In theory, that rhetoric sounds almost avant-garde; in practice, though, de Rosnay and Augé are primitive to the extreme, about as sophisticated in their methods as the Ramones were. The recipe for the average Justice track goes something like this: take one near-deafening synthetic riff, bathe it in a vat of beery distortion, set it to a backbeat, and dust liberally with uncut coke. It's a formula that's about as subtle as a punch to the face–and that, says de Rosnay, is entirely the point.
"The main thing I learned from graphic design is not to attach too much importance to beauty and skill and technique, and to always give more importance to simply communicating the main idea," he explains. "We are not the best producers ever; we just try to have one simple idea for every track. Sometimes we make tracks with just noise and distortion; it doesn't sound really friendly, but it's stronger because only the main idea gets through."
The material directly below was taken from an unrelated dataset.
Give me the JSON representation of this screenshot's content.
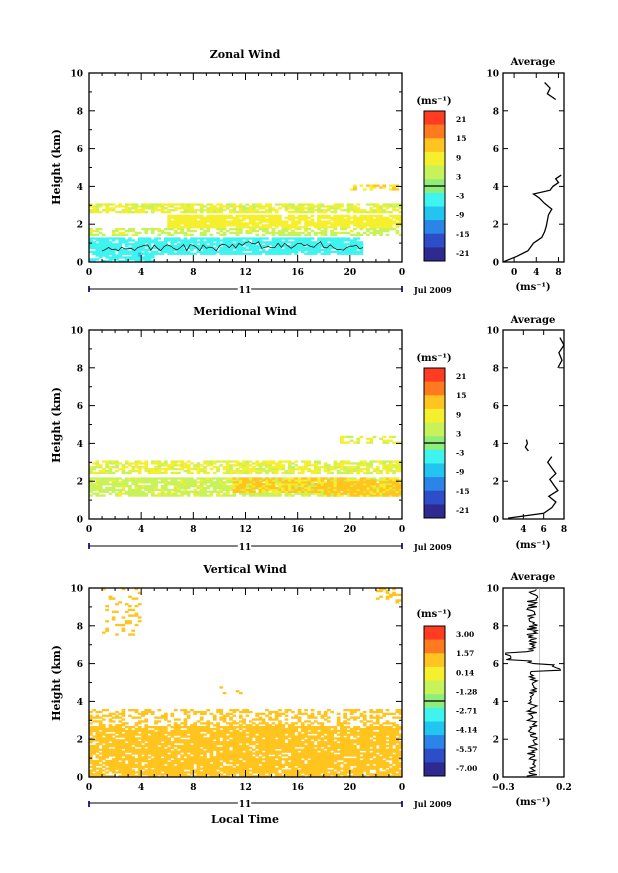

It's no overstatement to call Justice songs like "Waters of Nazareth" and "We Are Your Friends" generational anthems; both are anarchic and catchy, carried along by a kind of primal momentum that fills dance floors with a healthy mix of indie rockers, rap heads, and dance fanatics. Just about the only music fans Justice seems to turn off are house and techno purists, whose developed palates are simply overwhelmed by the duo's crude bombast. Playing the Frenchmen's music to these people is like serving chicken-fried steak to a roomful of foppish gourmands: once they've finished choking it down, they'll shit all over the chef.
"I cannot fight against the critics because it's true: we don't have a big background in dance music," de Rosnay allows. "In fact, we don't know anything about it. But this is exactly what excites us about making music. We don't know that much about how to write music or how to produce music, but it's so fucking exciting to create things without knowing how until you find your own system and your own ways of making stuff. I think this is what makes a big difference at the end."
In truth, it's not so much that Justice is totally ignorant of dance-music history; during their DJ sets, they always spin records by classic Detroit and Chicago artists like Inner City and Phuture. But the producers came to those songs only recently, having first heard dance music when most everyone else their age did: during its brief heyday on the radio and MTV in the late 1990s.
"We discovered electronic music when it was already mainstream, with acts like Chemical Brothers or Prodigy or the French equivalent, Daft Punk," says de Rosnay, 24. "At that time, we could not really see the difference between these types of music; it was just all one future music for us, because we were just kids. For us, it was all a new kind of rock 'n' roll.
"We discovered Daft Punk with 'Around the World', when they were already pop," he continues. "This is what links us to these bands–we are making music with computers and electronic equipment, but we hope it just sounds like modern pop music."
That's Justice, then–a pure pop spectacle. When, for example, they play Vancouver this weekend, the Frenchmen will be flanked on-stage by two ceiling-high stacks of Marshall amplifiers. Those amps are powerful icons, drawing Justice closer to AC/DC than to Daft Punk. But here's the thing: the amps are just props, empty boxes. In a way, they're like Justice's music itself, a middle finger to anyone who takes their dancing too seriously.
Justice plays a sold-out Commodore on Saturday (October 13).